Thursday, December 22, 2005
this conversation really bothered me...but it taught me something extremely valuable natauhan ako bigla...
juddayson (12/22/2005 11:30:17 AM): i dont believe in destiny
juddayson (12/22/2005 11:30:29 AM): u chose ur own path
gari (12/22/2005 11:30:57 AM): judd you can't force someone to like you.
gari (12/22/2005 11:31:05 AM): worse, you can't force someone to love you.
juddayson (12/22/2005 11:31:44 AM): but u can make them see that the world will be different if ur by his side
juddayson (12/22/2005 11:31:50 AM): gets?
gari (12/22/2005 11:31:59 AM): hmm..oo gets
gari (12/22/2005 11:32:12 AM): e pano kung masaya lang sha na kasama ka..hanggang dun nalang yun
juddayson (12/22/2005 11:32:22 AM): still try lang
juddayson (12/22/2005 11:32:28 AM): para no regrets
gaaaaaaaaaaaaah. thanks for giving me ideas again. :/
why do i feel like i said too much...well let me say more..
anyway..i just feel a little blue..i don't exactly know why..pero it's all good...i think..argh i got it off my mind like weeks ago..ay fucker tlga...basta..it's not like something bad happened...wala actually..im just confused again...it's like i've been wanting to ask something like "what are we?" or "is this something platonic?"..or "why are you telling me all this stuff?"...
...information overload...and this goes on..
but to hell with me...i said i've accepted things as they are..and im happy with what i already have because it's no use ranting about something you can't have...maybe i could have, but then it's just not me to be slutty and all because that's not what's going earn me your heart...i know i will always be that silly little girl who adores you..your every move...who rejoices at that feeling of your arm brushing on mine or that particularly awkward moments when i unintentionally link my arms to yours or maybe the moments when you'd hold my wrist (not my hand mind you..) when we cross the street...i wish i could just chronicle every moment i spend with you...it's good we have pictures..
things have changed but in my heart, you will always be that silly fish...silly but extremely important..i don't know what's bound to happen..im quite contented or i at least i try to be...it's just fun being with you and seeing how different we are now from how we were before, im just happy knowing you'll always be there for me when i need you..

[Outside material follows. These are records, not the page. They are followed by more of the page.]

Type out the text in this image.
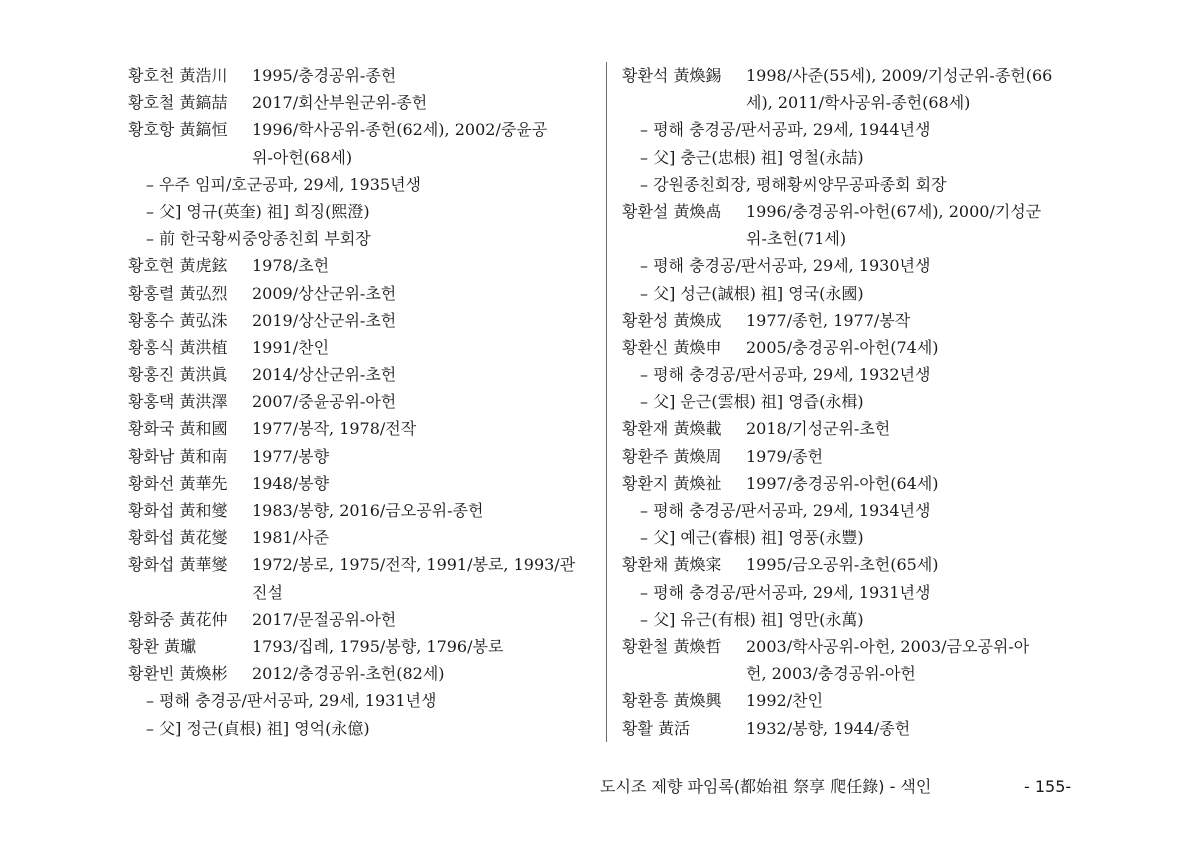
황호천 黃浩川 1995/충경공위-종헌
황호철 黃鎬喆 2017/회산부원군위-종헌
황호항 黃鎬恒 1996/학사공위-종헌(62세), 2002/중윤공
위-아헌(68세)
– 우주 임피/호군공파, 29세, 1935년생
– 父] 영규(英奎) 祖] 희징(熙澄)
– 前 한국황씨중앙종친회 부회장
황호현 黃虎鉉 1978/초헌
황홍렬 黃弘烈 2009/상산군위-초헌
황홍수 黃弘洙 2019/상산군위-초헌
황홍식 黃洪植 1991/찬인
황홍진 黃洪眞 2014/상산군위-초헌
황홍택 黃洪澤 2007/중윤공위-아헌
황화국 黃和國 1977/봉작, 1978/전작
황화남 黃和南 1977/봉향
황화선 黃華先 1948/봉향
황화섭 黃和燮 1983/봉향, 2016/금오공위-종헌
황화섭 黃花燮 1981/사준
황화섭 黃華燮 1972/봉로, 1975/전작, 1991/봉로, 1993/관
진설
황화중 黃花仲 2017/문절공위-아헌
황환 黃瓛	1793/집례, 1795/봉향, 1796/봉로
황환빈 黃煥彬 2012/충경공위-초헌(82세)
– 평해 충경공/판서공파, 29세, 1931년생
– 父] 정근(貞根) 祖] 영억(永億)
황환석 黃煥錫 1998/사준(55세), 2009/기성군위-종헌(66
세), 2011/학사공위-종헌(68세)
– 평해 충경공/판서공파, 29세, 1944년생
– 父] 충근(忠根) 祖] 영철(永喆)
– 강원종친회장, 평해황씨양무공파종회 회장
황환설 黃煥卨 1996/충경공위-아헌(67세), 2000/기성군
위-초헌(71세)
– 평해 충경공/판서공파, 29세, 1930년생
– 父] 성근(誠根) 祖] 영국(永國)
황환성 黃煥成 1977/종헌, 1977/봉작
황환신 黃煥申 2005/충경공위-아헌(74세)
– 평해 충경공/판서공파, 29세, 1932년생
– 父] 운근(雲根) 祖] 영즙(永楫)
황환재 黃煥載 2018/기성군위-초헌
황환주 黃煥周 1979/종헌
황환지 黃煥祉 1997/충경공위-아헌(64세)
– 평해 충경공/판서공파, 29세, 1934년생
– 父] 예근(睿根) 祖] 영풍(永豐)
황환채 黃煥寀 1995/금오공위-초헌(65세)
– 평해 충경공/판서공파, 29세, 1931년생
– 父] 유근(有根) 祖] 영만(永萬)
황환철 黃煥哲 2003/학사공위-아헌, 2003/금오공위-아
헌, 2003/충경공위-아헌
황환흥 黃煥興 1992/찬인
황활 黃活	1932/봉향, 1944/종헌
도시조 제향 파임록(都始祖 祭享 爬任錄) - 색인	- 155-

when i look back at all the trouble i went through for you,the escapades and adventures, the silly conversations, the times i cried when we fought...the humiliation...(the shameful crying moment at the breakfast table.XP) i guess it's all worth it...i know in the end there's something nice waiting for me..im not saying things might go my way...and im not expecting it either...all i know is that im not out to get you anymore...if you're the one for me then that's the best thing that can ever happen to me...but if in the end, you end up with someone else, which is what im expecting, then i'll be the happiest for you...maybe it pains me a little...pero ok lang because as you said, you want me to think of you as the person who equipped me with the things i need to love better...but to me, you will always be the person who made me feel like im the best in everything i do...
a few moments ago, i thought i was only one of the many girls drooling at the sight of you...but when you said i was important(maybe not in that lovey dovey way..) at hindi kung sino sino lang, i actually felt better...i still don't know if you see me in a different way or kung kahit konti may pagtingin ka naman sakin...ok nalang sakin lahat...kasi sigurado nako na importante ako sayo tulad din ng ibang pinahahalagahan mo...
ok nako. *bow* it's pretty obvious this is for martin...but i don't intend for him to read this..freedom of expression lang.